Next-generation sequencing for molecular diagnosis of autosomal recessive polycystic kidney disease

• We performed the targeted customized sequencing of genes implicated in ARPKD.
• Identify candidate novel and common variants using the next-generation sequencing.
• The results detected highly pathogenic variants during the validation process.
• The variant found in PKHD1 gene was a novel homozygous derived from a male proband.
• This strategy are lower cost and less time consuming for simultaneous PKHD1 sequence.

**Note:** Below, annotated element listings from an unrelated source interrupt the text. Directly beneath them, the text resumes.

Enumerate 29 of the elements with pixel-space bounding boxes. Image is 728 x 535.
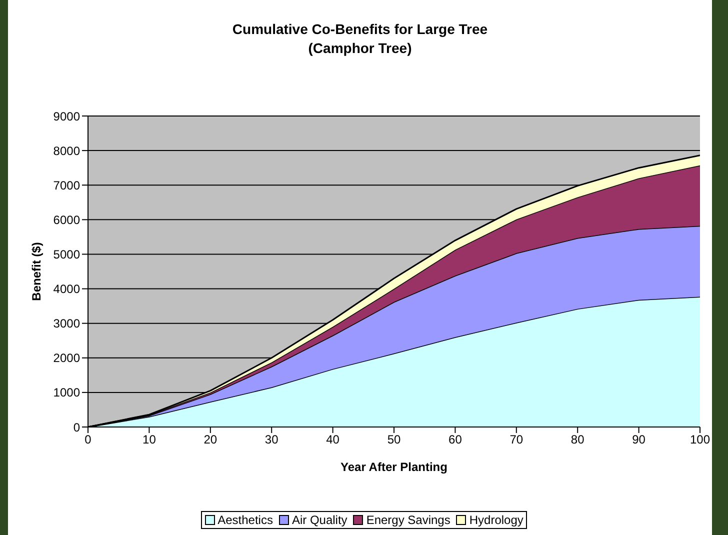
x-tick-label: 50 bbox=[387, 432, 401, 447]
x-tick-label: 90 bbox=[632, 432, 646, 447]
x-tick-label: 20 bbox=[204, 432, 218, 447]
legend-label: Aesthetics bbox=[216, 513, 273, 527]
x-tick-label: 60 bbox=[448, 432, 462, 447]
x-tick-label: 80 bbox=[570, 432, 585, 447]
y-tick-label: 7000 bbox=[53, 178, 80, 192]
y-tick-label: 5000 bbox=[53, 247, 80, 262]
x-tick-label: 30 bbox=[264, 432, 279, 447]
legend-label: Energy Savings bbox=[365, 513, 450, 527]
y-tick-label: 9000 bbox=[53, 109, 80, 124]
x-axis-title: Year After Planting bbox=[340, 460, 448, 474]
chart-title: Cumulative Co-Benefits for Large Tree bbox=[231, 20, 489, 39]
y-tick-label: 4000 bbox=[53, 282, 80, 296]
y-tick-label: 0 bbox=[73, 420, 80, 434]
legend-label: Air Quality bbox=[290, 513, 348, 527]
y-axis-title: Benefit ($) bbox=[29, 242, 44, 301]
y-tick-label: 2000 bbox=[53, 351, 80, 366]
y-tick-label: 8000 bbox=[53, 144, 80, 158]
x-tick-label: 100 bbox=[690, 432, 710, 447]
chart-subtitle: (Camphor Tree) bbox=[307, 39, 413, 58]
legend-label: Hydrology bbox=[468, 513, 524, 527]
x-tick-label: 70 bbox=[510, 432, 524, 447]
y-tick-label: 1000 bbox=[53, 386, 80, 400]
x-tick-label: 40 bbox=[326, 432, 340, 447]
y-tick-label: 6000 bbox=[53, 212, 80, 227]
y-tick-label: 3000 bbox=[53, 316, 80, 331]
x-tick-label: 0 bbox=[84, 432, 92, 447]
x-tick-label: 10 bbox=[142, 432, 156, 447]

Autosomal recessive polycystic kidney disease (ARPKD) a rare genetic disorder, described by formation of cysts in the kidney. A targeted customized sequencing of genes implicated in ARPKD phenotype was performed to identify candidate variants using the Ion torrent PGM next-generation sequencing. The results identified likely pathogenic disease causing variants during the validation process. Four potential pathogenic variants [c.4870C>T, p.(Arg1624Trp)], [c.5725C>T, p.(Arg1909Trp)], c.1736C > T, p.(Thr579Met)] and [(c.10628T > G), p.(Leu3543Trp)] were observed in PKHD1 gene among 12 out of 18 samples. The rest of the patient samples also showed few variants in ADPKD (Autosomal Dominant Polycystic Kidney Disease) disease causing genes PKD1 and PKD2 i.e. [c.12433G > A, p.(Val4145Ile)] and [c.1445T > G, p.(Phe482Cys)], respectively. All causative variants were validated by capillary sequencing, confirming the presence of a novel homozygous variants [c.10628T > G, p.(Leu3543Trp)] found in exon 61 of a male proband. All potentially deleterious variants identified in PKHD1, PKD1, and PKD2 gene, also exhibited pathologically or clinically significance based on the computational predictions involved in predicting the impact of non-synonymous SNPs (nsSNPs) on protein function such as Sorting Intolerant From Tolerant (SIFT) and Polymorphism Phenotyping (PolyPhen2). SIFT classified 50% of our nsSNPs as “deleterious”, while PolyPhen2 identified 45% of our nsSNPs as “Probably damaged” and the results from both programs were largely complementary. Taken together, these results suggest that the NGS strategies provide a fast, accurate and cost-effective molecular diagnostic tool for identifying mutations in targeted genes sequence analysis.